Police Commissioner Ray Kelly was at 1 Police Plaza when he was first alerted to the explosion at the World Trade Center site in 1993.

A bomb ripped through an underground parking garage, killing six people. More than 1,000 others were injured.

It seems unthinkable today, but Kelly, who was the police commissioner at the time, did not immediately assume it was an act of terrorism. At first, some thought the blast might have been caused by a exploding transformer.

"Let's face it, we did not have this in our psyche -- the possibility of a terrorist attack." Kelly said.

It turned out that the bombing -- planned and executed by Islamic terrorists -- was a precursor of something much more deadly and devastating: The attacks of 9/11.

But the 1993 explosion was not the wake up call that it could have been.

"In a sense, we pay the price," Kelly said. "But governments -- federal, state and local -- were not doing enough to look over the horizon."

Some of the men involved in the plot were caught after a vehicle ID number was recovered from the wreckage.

It belonged to a rental van that had been reported stolen. When one of the men tried to get his $400 deposit back, he was arrested. His arrest led to others.

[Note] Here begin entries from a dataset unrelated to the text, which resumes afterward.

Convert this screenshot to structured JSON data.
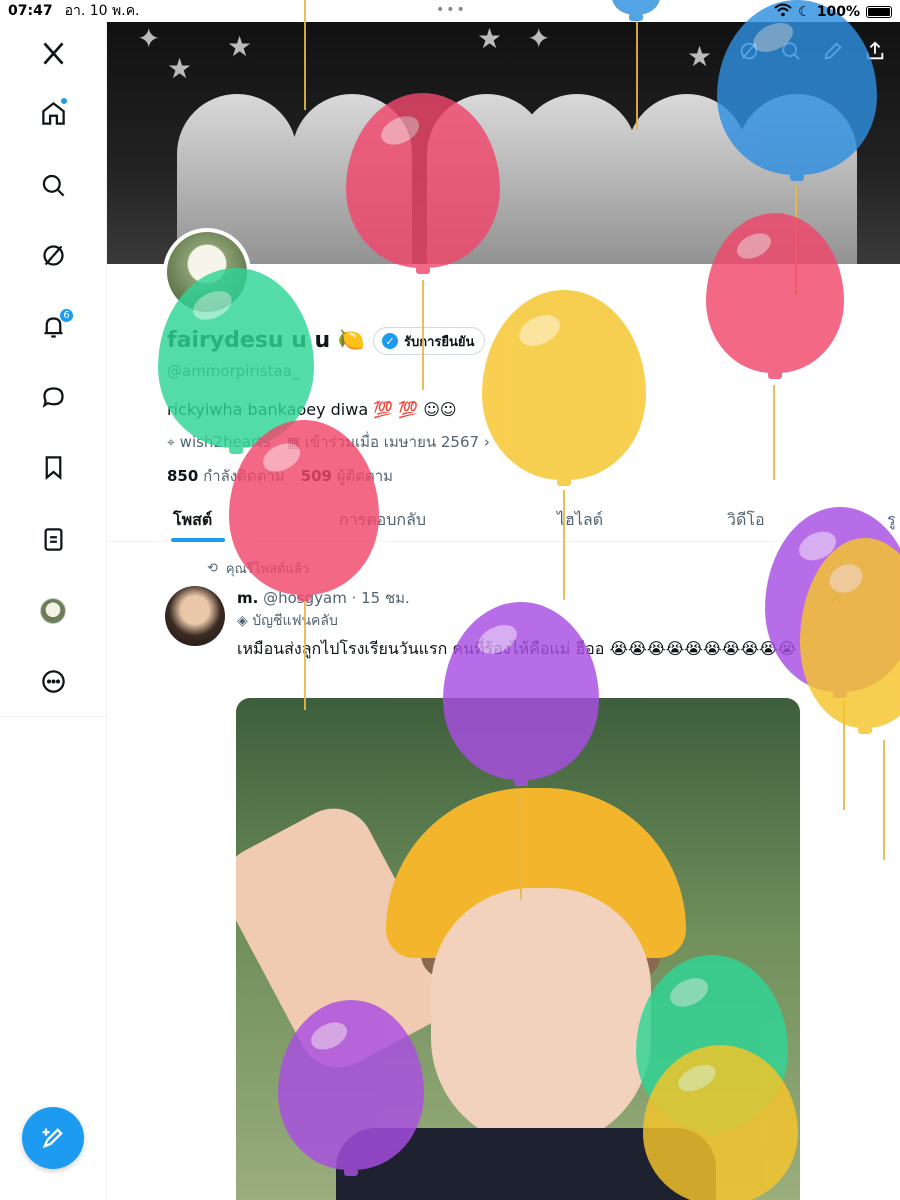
{
  "status_bar": {
    "time": "07:47",
    "date": "อา. 10 พ.ค.",
    "battery": "100%",
    "moon_icon": "moon-icon",
    "wifi_icon": "wifi-icon"
  },
  "sidebar": {
    "items": [
      {
        "name": "x-logo",
        "icon": "x-logo-icon"
      },
      {
        "name": "home",
        "icon": "home-icon"
      },
      {
        "name": "search",
        "icon": "search-icon"
      },
      {
        "name": "grok",
        "icon": "grok-icon"
      },
      {
        "name": "notifications",
        "icon": "bell-icon",
        "badge": "6"
      },
      {
        "name": "messages",
        "icon": "chat-icon"
      },
      {
        "name": "bookmarks",
        "icon": "bookmark-icon"
      },
      {
        "name": "lists",
        "icon": "list-icon"
      },
      {
        "name": "profile",
        "icon": "avatar-icon"
      },
      {
        "name": "more",
        "icon": "more-icon"
      }
    ],
    "compose_icon": "compose-icon"
  },
  "profile": {
    "display_name": "fairydesu u u 🍋",
    "verify_label": "รับการยืนยัน",
    "handle": "@ammorpiristaa_",
    "bio": "rickyiwha bankaoey diwa 💯 💯 ☺︎☺︎",
    "location": "wish2hearts",
    "joined": "เข้าร่วมเมื่อ เมษายน 2567",
    "following_count": "850",
    "following_label": "กำลังติดตาม",
    "followers_count": "509",
    "followers_label": "ผู้ติดตาม"
  },
  "tabs": [
    {
      "label": "โพสต์",
      "active": true
    },
    {
      "label": "การตอบกลับ",
      "active": false
    },
    {
      "label": "ไฮไลต์",
      "active": false
    },
    {
      "label": "วิดีโอ",
      "active": false
    },
    {
      "label": "รู",
      "active": false
    }
  ],
  "post": {
    "repost_label": "คุณรีโพสต์แล้ว",
    "author_name": "m.",
    "author_handle": "@hosgyam",
    "time": "· 15 ชม.",
    "fan_label": "บัญชีแฟนคลับ",
    "text": "เหมือนส่งลูกไปโรงเรียนวันแรก คนที่ร้องไห้คือแม่ ฮืออ 😭😭😭😭😭😭😭😭😭😭"
  },
  "colors": {
    "accent": "#1d9bf0",
    "balloon_pink": "#f0476b",
    "balloon_blue": "#2f8fe0",
    "balloon_green": "#2fd596",
    "balloon_yellow": "#f6c52a",
    "balloon_purple": "#a94ee3"
  }
}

"It should have alerted us to the nature of the worldwide conspiracy. But I think the fact that it had been solved in such short order and that the people doing it were perceived to be inept," Kelly said. "It was sort of written off in many quarters and, obviously, that proved to be a mistake."

A mistake that came back to haunt the city in 2001.

The city has changed dramatically since 1993, and so have the tools the police department uses to fight terrorism.

Today, a vast network of cameras keeps a close eye on Lower Manhattan.

It is just one piece of the city's intense effort to prevent another terror attack from ever occurring again.